La réalisatrice Anne Véron raconte dans un documentaire la fuite des nazis par la route des monastères et montre que l’Eglise dans son organisation même offrait une structure idéale à qui voulait disparaître. Pour autant, les initiatives sont restées individuelles et aucune responsabilité du Vatican n’a été établie à ce jour.
Anne Véron est une journaliste et réalisatrice franco-italienne reconnue pour ses documentaires d’investigation, notamment sur les liens entre la mafia et l’Eglise. Dans Fuite des nazis – La route des monastères, elle explore un épisode méconnu de l’après-guerre : l’exfiltration de criminels nazis vers l’Amérique du Sud grâce à des soutiens individuels au sein de certains monastères européens.
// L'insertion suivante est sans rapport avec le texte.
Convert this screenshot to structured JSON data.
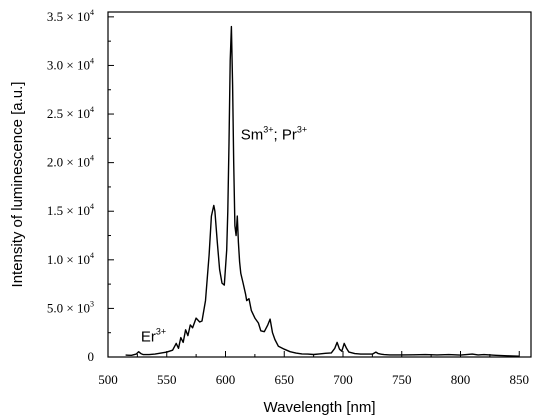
{
  "chart_data": {
    "type": "line",
    "title": "",
    "xlabel": "Wavelength [nm]",
    "ylabel": "Intensity of luminescence [a.u.]",
    "xlim": [
      500,
      860
    ],
    "ylim": [
      0,
      35500
    ],
    "grid": false,
    "x_ticks": [
      {
        "value": 500,
        "label": "500"
      },
      {
        "value": 550,
        "label": "550"
      },
      {
        "value": 600,
        "label": "600"
      },
      {
        "value": 650,
        "label": "650"
      },
      {
        "value": 700,
        "label": "700"
      },
      {
        "value": 750,
        "label": "750"
      },
      {
        "value": 800,
        "label": "800"
      },
      {
        "value": 850,
        "label": "850"
      }
    ],
    "y_ticks": [
      {
        "value": 0,
        "mantissa": "0",
        "exponent": ""
      },
      {
        "value": 5000,
        "mantissa": "5.0 × 10",
        "exponent": "3"
      },
      {
        "value": 10000,
        "mantissa": "1.0 × 10",
        "exponent": "4"
      },
      {
        "value": 15000,
        "mantissa": "1.5 × 10",
        "exponent": "4"
      },
      {
        "value": 20000,
        "mantissa": "2.0 × 10",
        "exponent": "4"
      },
      {
        "value": 25000,
        "mantissa": "2.5 × 10",
        "exponent": "4"
      },
      {
        "value": 30000,
        "mantissa": "3.0 × 10",
        "exponent": "4"
      },
      {
        "value": 35000,
        "mantissa": "3.5 × 10",
        "exponent": "4"
      }
    ],
    "annotations": [
      {
        "base": "Er",
        "sup": "3+",
        "x": 528,
        "y": 1600
      },
      {
        "base": "Sm",
        "sup": "3+",
        "tail": "; Pr",
        "tail_sup": "3+",
        "x": 613,
        "y": 22400
      }
    ],
    "series": [
      {
        "color": "#000000",
        "x": [
          515,
          520,
          524,
          526,
          528,
          530,
          535,
          540,
          545,
          550,
          555,
          558,
          560,
          562,
          564,
          566,
          568,
          570,
          572,
          575,
          578,
          580,
          583,
          586,
          588,
          590,
          591,
          593,
          595,
          597,
          599,
          601,
          602,
          603,
          604,
          605,
          606,
          607,
          608,
          609,
          610,
          611,
          612,
          613,
          615,
          617,
          618,
          620,
          622,
          625,
          628,
          630,
          633,
          636,
          638,
          640,
          642,
          645,
          650,
          655,
          660,
          665,
          670,
          675,
          680,
          685,
          690,
          693,
          695,
          697,
          699,
          701,
          703,
          705,
          710,
          715,
          720,
          725,
          728,
          730,
          732,
          735,
          740,
          750,
          760,
          770,
          780,
          790,
          800,
          810,
          815,
          820,
          830,
          840,
          850
        ],
        "y": [
          200,
          180,
          300,
          550,
          350,
          250,
          250,
          300,
          400,
          500,
          700,
          1400,
          900,
          2000,
          1500,
          2800,
          2200,
          3300,
          3000,
          4000,
          3600,
          3700,
          5800,
          10500,
          14500,
          15600,
          15000,
          11800,
          9000,
          7600,
          7400,
          11000,
          15000,
          22000,
          30500,
          34000,
          28000,
          20000,
          13500,
          12500,
          14500,
          11800,
          9800,
          8600,
          7600,
          6500,
          5800,
          6000,
          4800,
          4000,
          3500,
          2700,
          2600,
          3300,
          3900,
          2500,
          1800,
          1100,
          800,
          550,
          400,
          320,
          300,
          260,
          320,
          380,
          420,
          900,
          1500,
          800,
          600,
          1400,
          900,
          500,
          350,
          300,
          300,
          300,
          500,
          350,
          300,
          250,
          220,
          220,
          230,
          250,
          220,
          250,
          200,
          300,
          220,
          250,
          180,
          120,
          80
        ]
      }
    ]
  }
}
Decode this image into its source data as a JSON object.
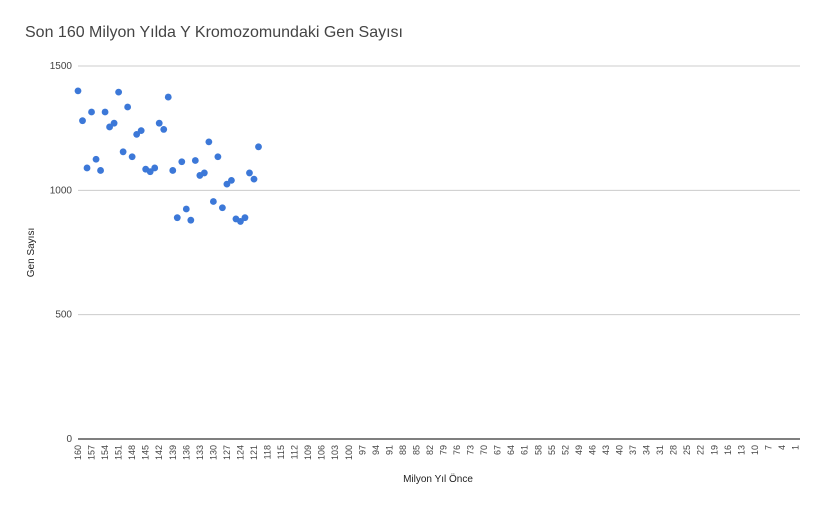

À partir d’archives, de témoignages et d’entretiens avec des spécialistes, elle reconstitue ces filières informelles dont ont profité Adolf Eichmann, Franz Stangl et d’autres fugitifs. Son film met en évidence le rôle ambigu joué par certains religieux, sans directive officielle mais avec une efficacité surprenante. Le documentaire révèle un système discret, né du chaos d’après 1945, et interroge la responsabilité morale de l’Eglise.
Quel est le point de départ de votre enquête ?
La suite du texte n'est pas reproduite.